Tuesday, August 3, 2010

i'll kick something.

just got the electrical bill, it doubled from last month and that doubled the month before that. also our rent went up from out creepy land lord that does not seam to know any laws protecting tenant from people like him. i just want to get out quietly making the least amount of wake, but this is stressing me out. i never want to move again! if i don't find a house soon to keep my belongings in, i will put all my stuff into storage and live out of a van or something. not like i'd save much to live in a studio apartment again. not that anyone means to do it but i'm feeling pressure from a lot of people in my life, plus the pressure i put on myself and i feel like an over inflated balloon that keeps hitting the ugly popcorn ceiling.
each day i go to work and it's a struggle just to make it through the day, i barely do any work, it's not helping anyone. i need a vacation, just a brake, go somewhere exploring, oh wait but i'm broke... very broke.

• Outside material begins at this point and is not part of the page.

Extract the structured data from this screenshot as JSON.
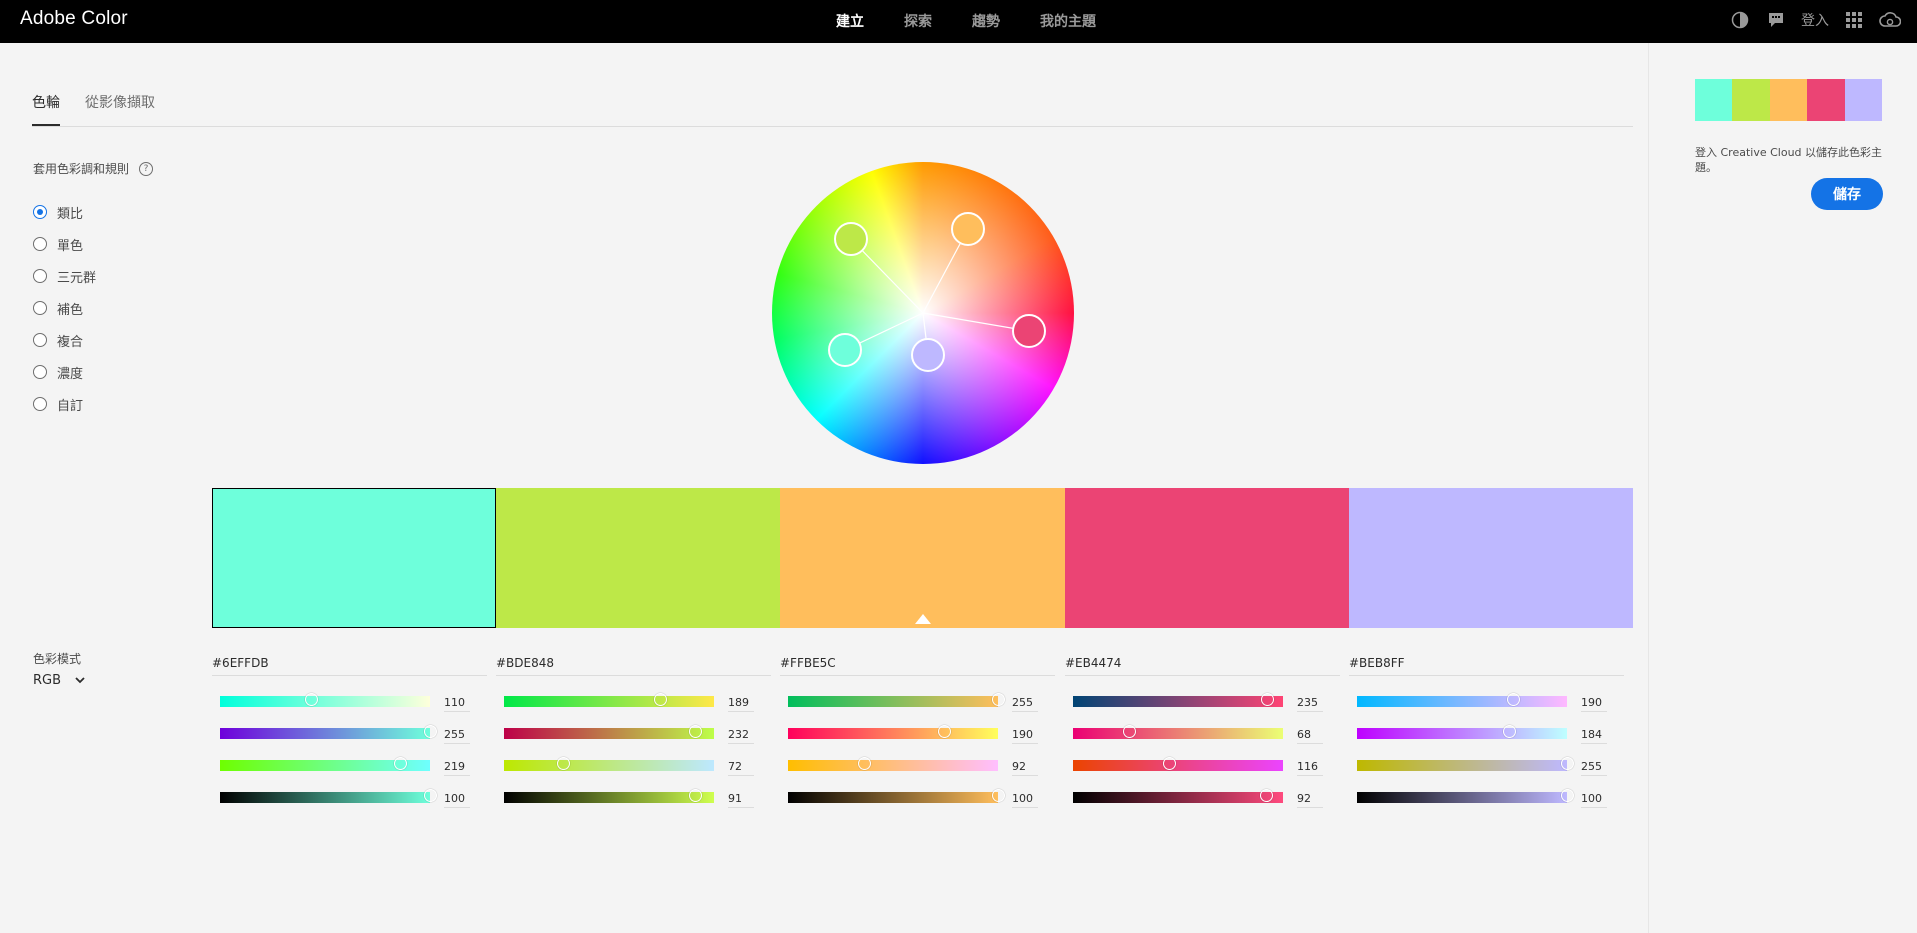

should i find another job? what would i even do? i don't mind my job, i like working for my dad, it's not an opportunity everyone has nor will it last much longer since he hopes to retire soon.

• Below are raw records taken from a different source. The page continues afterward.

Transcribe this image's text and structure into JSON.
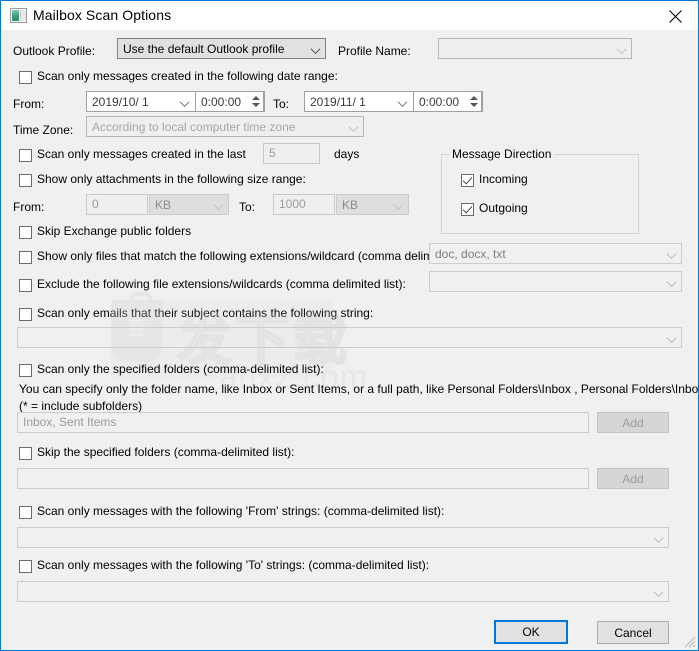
{
  "window": {
    "title": "Mailbox Scan Options",
    "icon": "window-panel-icon",
    "close_icon": "close-icon",
    "accent_color": "#0078d7",
    "background_color": "#f0f0f0"
  },
  "profile": {
    "outlook_profile_label": "Outlook Profile:",
    "outlook_profile_value": "Use the default Outlook profile",
    "profile_name_label": "Profile Name:",
    "profile_name_value": ""
  },
  "date_range": {
    "checkbox_label": "Scan only messages created in the following date range:",
    "checked": false,
    "from_label": "From:",
    "from_date": "2019/10/ 1",
    "from_time": "0:00:00",
    "to_label": "To:",
    "to_date": "2019/11/ 1",
    "to_time": "0:00:00",
    "time_zone_label": "Time Zone:",
    "time_zone_value": "According to local computer time zone"
  },
  "last_days": {
    "checkbox_label": "Scan only messages created in the last",
    "checked": false,
    "value": "5",
    "unit_label": "days"
  },
  "size_range": {
    "checkbox_label": "Show only attachments in the following size range:",
    "checked": false,
    "from_label": "From:",
    "from_value": "0",
    "from_unit": "KB",
    "to_label": "To:",
    "to_value": "1000",
    "to_unit": "KB"
  },
  "message_direction": {
    "group_title": "Message Direction",
    "incoming_label": "Incoming",
    "incoming_checked": true,
    "outgoing_label": "Outgoing",
    "outgoing_checked": true
  },
  "options": {
    "skip_public_folders_label": "Skip Exchange public folders",
    "skip_public_folders_checked": false,
    "include_ext_label": "Show only files that match the following extensions/wildcard (comma delimited):",
    "include_ext_checked": false,
    "include_ext_value": "doc, docx, txt",
    "exclude_ext_label": "Exclude the following file extensions/wildcards (comma delimited list):",
    "exclude_ext_checked": false,
    "exclude_ext_value": "",
    "subject_label": "Scan only emails that their subject contains the following string:",
    "subject_checked": false,
    "subject_value": ""
  },
  "scan_folders": {
    "checkbox_label": "Scan only the specified folders (comma-delimited list):",
    "checked": false,
    "hint_line1": "You can specify only the folder name, like Inbox or Sent Items, or a full path, like Personal Folders\\Inbox , Personal Folders\\Inbox*",
    "hint_line2": " (* = include subfolders)",
    "input_placeholder": "Inbox, Sent Items",
    "add_button_label": "Add"
  },
  "skip_folders": {
    "checkbox_label": "Skip the specified folders (comma-delimited list):",
    "checked": false,
    "input_value": "",
    "add_button_label": "Add"
  },
  "from_strings": {
    "checkbox_label": "Scan only messages with the following 'From' strings: (comma-delimited list):",
    "checked": false,
    "value": ""
  },
  "to_strings": {
    "checkbox_label": "Scan only messages with the following 'To' strings: (comma-delimited list):",
    "checked": false,
    "value": ""
  },
  "footer": {
    "ok_label": "OK",
    "cancel_label": "Cancel"
  },
  "watermark": {
    "text_cn": "发下载",
    "text_url": "anxz.com",
    "badge_glyph": "豆"
  }
}
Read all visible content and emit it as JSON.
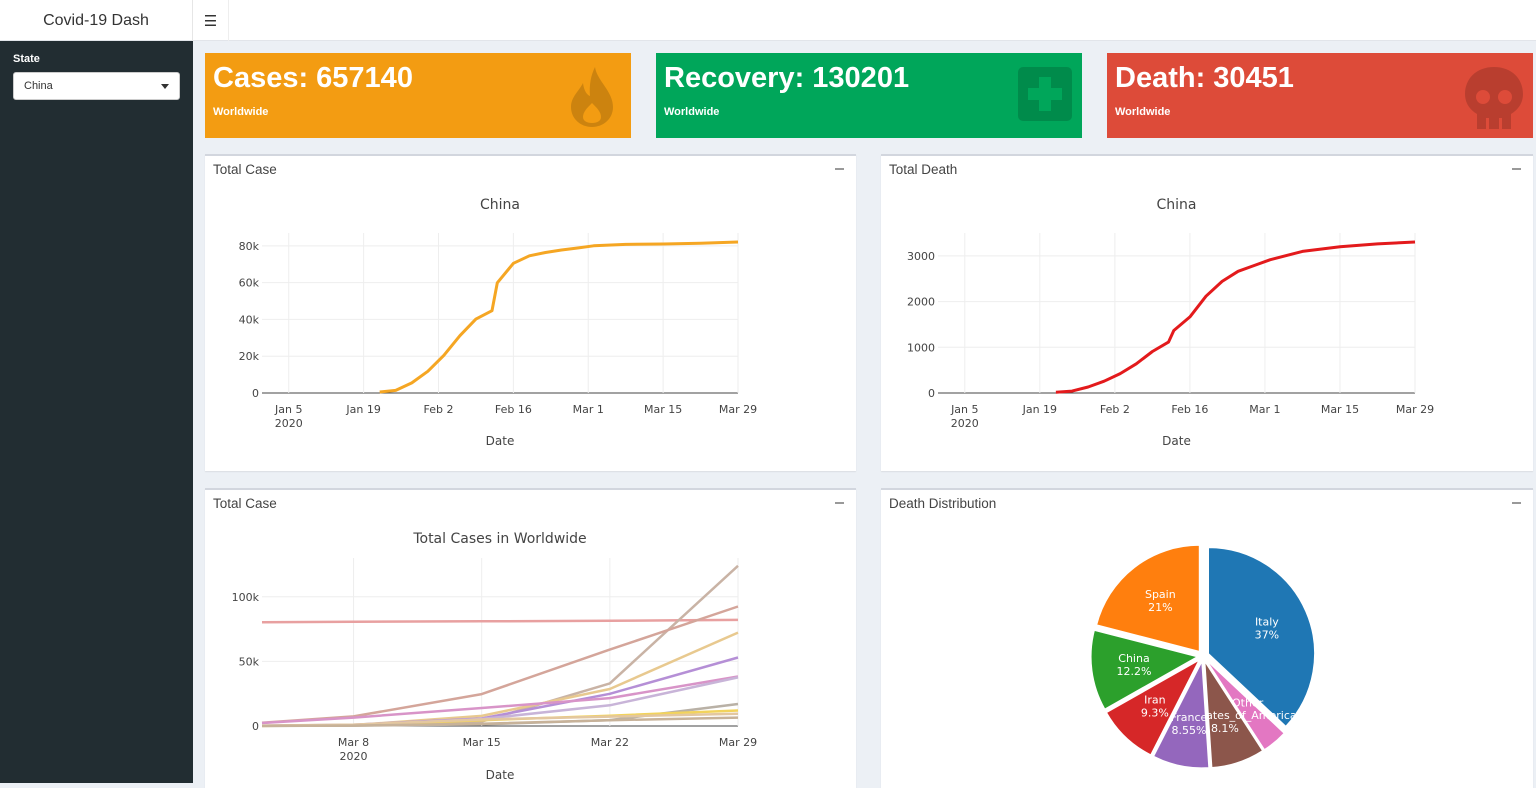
{
  "app": {
    "title": "Covid-19 Dash",
    "menu_icon": "hamburger-icon"
  },
  "sidebar": {
    "state_label": "State",
    "state_value": "China"
  },
  "value_boxes": [
    {
      "value": "Cases: 657140",
      "subtitle": "Worldwide",
      "color": "#f39c12",
      "icon": "fire-icon"
    },
    {
      "value": "Recovery: 130201",
      "subtitle": "Worldwide",
      "color": "#00a65a",
      "icon": "medkit-icon"
    },
    {
      "value": "Death: 30451",
      "subtitle": "Worldwide",
      "color": "#dd4b39",
      "icon": "skull-icon"
    }
  ],
  "panels": {
    "p1": "Total Case",
    "p2": "Total Death",
    "p3": "Total Case",
    "p4": "Death Distribution"
  },
  "chart_data": [
    {
      "type": "line",
      "title": "China",
      "xlabel": "Date",
      "ylabel": "",
      "x": [
        "2020-01-22",
        "2020-01-25",
        "2020-01-28",
        "2020-01-31",
        "2020-02-03",
        "2020-02-06",
        "2020-02-09",
        "2020-02-12",
        "2020-02-13",
        "2020-02-16",
        "2020-02-19",
        "2020-02-22",
        "2020-02-25",
        "2020-02-28",
        "2020-03-02",
        "2020-03-08",
        "2020-03-15",
        "2020-03-22",
        "2020-03-29"
      ],
      "xticks": [
        "Jan 5\n2020",
        "Jan 19",
        "Feb 2",
        "Feb 16",
        "Mar 1",
        "Mar 15",
        "Mar 29"
      ],
      "yticks": [
        "0",
        "20k",
        "40k",
        "60k",
        "80k"
      ],
      "ylim": [
        0,
        87000
      ],
      "series": [
        {
          "color": "#f5a623",
          "values": [
            548,
            1406,
            5509,
            11821,
            20438,
            31161,
            40171,
            44759,
            59895,
            70513,
            74577,
            76397,
            77754,
            78824,
            80026,
            80804,
            81003,
            81435,
            82122
          ]
        }
      ]
    },
    {
      "type": "line",
      "title": "China",
      "xlabel": "Date",
      "ylabel": "",
      "x": [
        "2020-01-22",
        "2020-01-25",
        "2020-01-28",
        "2020-01-31",
        "2020-02-03",
        "2020-02-06",
        "2020-02-09",
        "2020-02-12",
        "2020-02-13",
        "2020-02-16",
        "2020-02-19",
        "2020-02-22",
        "2020-02-25",
        "2020-02-28",
        "2020-03-02",
        "2020-03-08",
        "2020-03-15",
        "2020-03-22",
        "2020-03-29"
      ],
      "xticks": [
        "Jan 5\n2020",
        "Jan 19",
        "Feb 2",
        "Feb 16",
        "Mar 1",
        "Mar 15",
        "Mar 29"
      ],
      "yticks": [
        "0",
        "1000",
        "2000",
        "3000"
      ],
      "ylim": [
        0,
        3500
      ],
      "series": [
        {
          "color": "#e31a1c",
          "values": [
            17,
            42,
            132,
            259,
            425,
            638,
            908,
            1113,
            1367,
            1665,
            2118,
            2442,
            2663,
            2788,
            2915,
            3097,
            3199,
            3261,
            3304
          ]
        }
      ]
    },
    {
      "type": "line",
      "title": "Total Cases in Worldwide",
      "xlabel": "Date",
      "ylabel": "",
      "x": [
        "2020-03-03",
        "2020-03-08",
        "2020-03-15",
        "2020-03-22",
        "2020-03-29"
      ],
      "xticks": [
        "Mar 8\n2020",
        "Mar 15",
        "Mar 22",
        "Mar 29"
      ],
      "yticks": [
        "0",
        "50k",
        "100k"
      ],
      "ylim": [
        0,
        130000
      ],
      "series": [
        {
          "color": "#e8a0a0",
          "values": [
            80270,
            80700,
            81000,
            81400,
            82100
          ]
        },
        {
          "color": "#c9b3a5",
          "values": [
            100,
            400,
            3500,
            33000,
            124000
          ]
        },
        {
          "color": "#d4a59a",
          "values": [
            2500,
            7400,
            24700,
            59100,
            92500
          ]
        },
        {
          "color": "#e8c98f",
          "values": [
            150,
            670,
            7800,
            28600,
            72300
          ]
        },
        {
          "color": "#b58fd6",
          "values": [
            200,
            1000,
            5800,
            24900,
            53000
          ]
        },
        {
          "color": "#d894c8",
          "values": [
            2300,
            6500,
            13900,
            21600,
            38300
          ]
        },
        {
          "color": "#c8b4d8",
          "values": [
            200,
            700,
            5400,
            16000,
            37600
          ]
        },
        {
          "color": "#b9b1a6",
          "values": [
            50,
            300,
            1200,
            4600,
            17000
          ]
        },
        {
          "color": "#f2d35c",
          "values": [
            100,
            700,
            4500,
            8000,
            12000
          ]
        },
        {
          "color": "#e3c7a0",
          "values": [
            300,
            1100,
            5000,
            7300,
            9500
          ]
        },
        {
          "color": "#c7b299",
          "values": [
            50,
            300,
            1800,
            4500,
            6500
          ]
        }
      ]
    },
    {
      "type": "pie",
      "title": "",
      "slices": [
        {
          "label": "Italy",
          "pct": "37%",
          "value": 37,
          "color": "#1f77b4"
        },
        {
          "label": "Other",
          "pct": "",
          "value": 3.85,
          "color": "#e377c2"
        },
        {
          "label": "United_States_of_America",
          "pct": "8.1%",
          "value": 8.1,
          "color": "#8c564b"
        },
        {
          "label": "France",
          "pct": "8.55%",
          "value": 8.55,
          "color": "#9467bd"
        },
        {
          "label": "Iran",
          "pct": "9.3%",
          "value": 9.3,
          "color": "#d62728"
        },
        {
          "label": "China",
          "pct": "12.2%",
          "value": 12.2,
          "color": "#2ca02c"
        },
        {
          "label": "Spain",
          "pct": "21%",
          "value": 21,
          "color": "#ff7f0e"
        }
      ]
    }
  ]
}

my hair-brain ideas and stubborn attitude landed me here with a degree i don't really care for, and with all my resources exhausted... my family tried to help me and i got ripped off by a con artist. my mom trying to help or what-not i felt pressured to fallow her lead in buying a trailer business, but it's been a nightmare ever since we brought it home and the fighting of ideas started. now it's just a big heart break, even though now it's getting a little better now that we all acknowledge we have different interests for it and more as a family we can play with it, i guess. but still it exhausted my parents for helping me.

so here i am....
my heart or that gap in my chest feels like it's squeezing, and my jaw keeps clenching and for some reason i keep thinking if i think hard enough what i want to do, or should do will dawn on me.